来点什么?我的瓜果都是自己种的,香甜,还没有上任何肥料。一个四五十岁的汉子站在我的面前,一脸的汗水和着讪笑向我推荐。一时不知如何作答,他已把一个沉甸甸的甜瓜递到我的手上,一瞬间,甜瓜的香味,肆虐侵略了我的嗅觉。牵着我的神经,把我拉回到那个年少的夏天……
那时候,我也就八九岁的样子,家里在一条小河的岸上种了大概3亩地的甜瓜。中间也有大概1亩地的西瓜。还有一种在我们老家叫做脆瓜的,我不知道学名。圆圆的,淡青色,跟黄瓜的味道大概一样。许多年后,每当我在菜市闻到黄瓜的味道,我的思想总能在瞬间穿越到那个夏天,那个年少的夏天。瓜秧开始结果的时候,大人在地里搭了瓜棚,因为是家里最小的,还没有有参加家里重劳动的能力。所以,那个夏天,那个瓜棚成了我的天地,那个暑假,我便成了专职看瓜的。
我的同学中有一个叫丽的,是家里的长女,下面有两个妹妹。所以,虽然和我同年,但已是家里重劳力。每天在和我家搭界的那片棉花地里帮大人收拾棉花。还记得许多个阳光暴晒的中午,只要她家的大人不在,她自己干活的时候,她便躲在瓜棚里偷懒和我玩。渴了的时候,她便会去我家隔壁邻居家的瓜地里偷摘一些刚刚成型的脆瓜吃。刚结出来的脆瓜像鹌鹑蛋大小,可长成果的能长到馒头大小,甚至更大一些。我至今记得汗滴一粒一粒的粘在她塌塌的鼻子上。无论她怎么晃头都不会掉下来。丽的眼睛很小,还有点三角形,泛着狡黠的光。和她那乍看上去有点呆头呆脑的大块头一点都不相称。尤其是在偷瓜的时候,当她的眼睛扫过瓜地,简直就像两孔的扫描机,从没落空过。她走路的时候,时常弯着腰,似乎是为了扫描机更好的工作。每次她都把一堆鹌鹑蛋一样的脆瓜,用衣服的前襟兜着,飞快的跳着跑进我家的瓜棚。那时候的时光似乎很长,每天的太阳似乎总是磨磨蹭蹭的不肯落下。我俩总是有一搭没一搭的聊天,有时候,一个已经睡着了,另一个还在自顾自的说着。年少的关系很简单,没那么多的讲究。
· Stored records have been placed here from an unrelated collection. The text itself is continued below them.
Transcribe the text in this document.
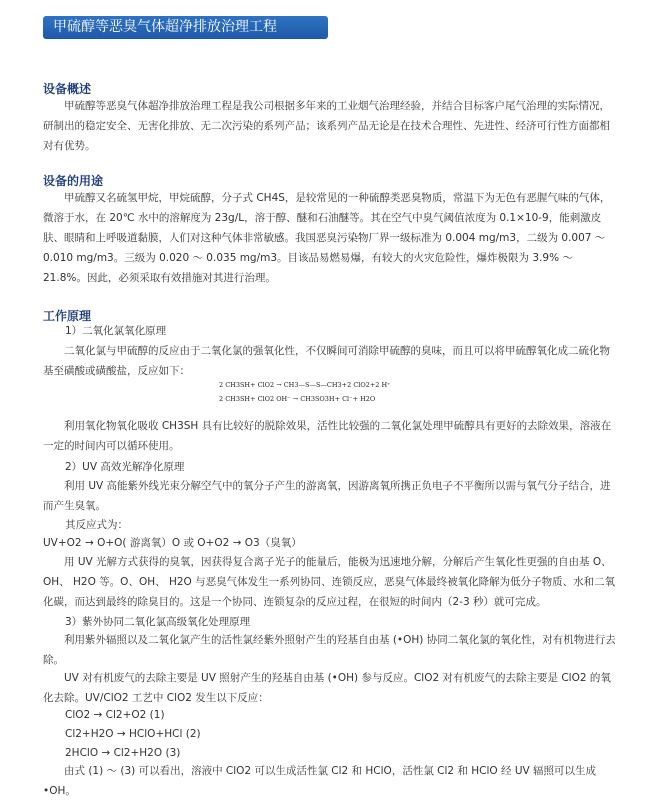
甲硫醇等恶臭气体超净排放治理工程
设备概述
甲硫醇等恶臭气体超净排放治理工程是我公司根据多年来的工业烟气治理经验，并结合目标客户尾气治理的实际情况，研制出的稳定安全、无害化排放、无二次污染的系列产品；该系列产品无论是在技术合理性、先进性、经济可行性方面都相对有优势。
设备的用途
甲硫醇又名硫氢甲烷，甲烷硫醇，分子式 CH4S，是较常见的一种硫醇类恶臭物质，常温下为无色有恶腥气味的气体，微溶于水，在 20℃ 水中的溶解度为 23g/L，溶于醇、醚和石油醚等。其在空气中臭气阈值浓度为 0.1×10-9，能刺激皮肤、眼睛和上呼吸道黏膜，人们对这种气体非常敏感。我国恶臭污染物厂界一级标准为 0.004 mg/m3，二级为 0.007 ～ 0.010 mg/m3。三级为 0.020 ～ 0.035 mg/m3。目该品易燃易爆，有较大的火灾危险性，爆炸极限为 3.9% ～ 21.8%。因此，必须采取有效措施对其进行治理。
工作原理
1）二氧化氯氧化原理
二氧化氯与甲硫醇的反应由于二氧化氯的强氧化性，不仅瞬间可消除甲硫醇的臭味，而且可以将甲硫醇氧化成二硫化物基至磺酸或磺酸盐，反应如下：
2 CH3SH+ ClO2 → CH3—S—S—CH3+2 ClO2+2 H⁺
2 CH3SH+ ClO2 OH⁻ → CH3SO3H+ Cl⁻+ H2O
利用氧化物氧化吸收 CH3SH 具有比较好的脱除效果，活性比较强的二氧化氯处理甲硫醇具有更好的去除效果，溶液在一定的时间内可以循环使用。
2）UV 高效光解净化原理
利用 UV 高能紫外线光束分解空气中的氧分子产生的游离氧，因游离氧所携正负电子不平衡所以需与氧气分子结合，进而产生臭氧。
其反应式为：
UV+O2 → O+O( 游离氧）O 或 O+O2 → O3（臭氧）
用 UV 光解方式获得的臭氧，因获得复合离子光子的能量后，能极为迅速地分解，分解后产生氧化性更强的自由基 O、OH、 H2O 等。O、OH、 H2O 与恶臭气体发生一系列协同、连锁反应，恶臭气体最终被氧化降解为低分子物质、水和二氧化碳，而达到最终的除臭目的。这是一个协同、连锁复杂的反应过程，在很短的时间内（2-3 秒）就可完成。
3）紫外协同二氧化氯高级氧化处理原理
利用紫外辐照以及二氧化氯产生的活性氯经紫外照射产生的羟基自由基 (•OH) 协同二氧化氯的氧化性，对有机物进行去除。
UV 对有机废气的去除主要是 UV 照射产生的羟基自由基 (•OH) 参与反应。ClO2 对有机废气的去除主要是 ClO2 的氧化去除。UV/ClO2 工艺中 ClO2 发生以下反应：
ClO2 → Cl2+O2 (1)
Cl2+H2O → HClO+HCl (2)
2HClO → Cl2+H2O (3)
由式 (1) ～ (3) 可以看出，溶液中 ClO2 可以生成活性氯 Cl2 和 HClO，活性氯 Cl2 和 HClO 经 UV 辐照可以生成 •OH。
在我家隔壁有一块瓜地,主人是我们村一个叫青吟的,那块瓜地里,种着很多的脆瓜,因为脆瓜正是应季,而甜瓜还的些日子,甜瓜的瓤奇苦无比。我俩经常对着那块没人看的瓜地流口水。但青吟的老婆是一个厉害无比,在村里数一数二的女人。每次丽都是飞快的跑过去青吟地里,摘几个脆瓜,再飞快的跑回瓜棚。对着我放开了啃。记得有一天早晨,太阳还没有完全升起来的样子,大大的,红红的挂在东方。青吟老婆挎着一个框子来到地里,可能是看到了地里有人摘过的痕迹。阴沉着脸,我俩吓得在瓜棚里,大气都不敢喘。半个早晨都没敢露头。但快到中午的时候,青吟的老婆突然掀开瓜棚的草帘子,出现在我俩面前,记得青吟老婆眉开眼笑的对我俩说:看,多乖的俩个孩子,还知道给大人干活。也替我家看着啊,等瓜熟了的时候,少不了让你俩多吃几个大甜瓜。也许青吟老婆早就在心里骂了千百遍了,但还是压着脾气哄这两个小狼。她家里的孩子比我们小几岁,所以实在没人有时间在瓜地里耗着。但不知道,她知不知道我俩当时受宠若惊的在心里窃窃的笑出了贼声。青吟老婆走后的那天起,她家的瓜地就成了御用的乐园。丽每天大摇大摆在那块瓜地里巡查。脆瓜先被扫荡一光。接下来,甜瓜揪下来把皮一啃,苦瓤攒做一框子,在附近的坟地里打仗玩。又把村里的小伙伴搜罗来,大家在青吟家的瓜地里,玩鬼子进村,骑马打仗,小脚丫把松软的瓜地踩出一条条小道。疯狂颠倒作,胡作非为乐,在那个夏天里。全忘了青吟老婆是何许人。忘记了她那张看见就胆颤泛着青光的长脸……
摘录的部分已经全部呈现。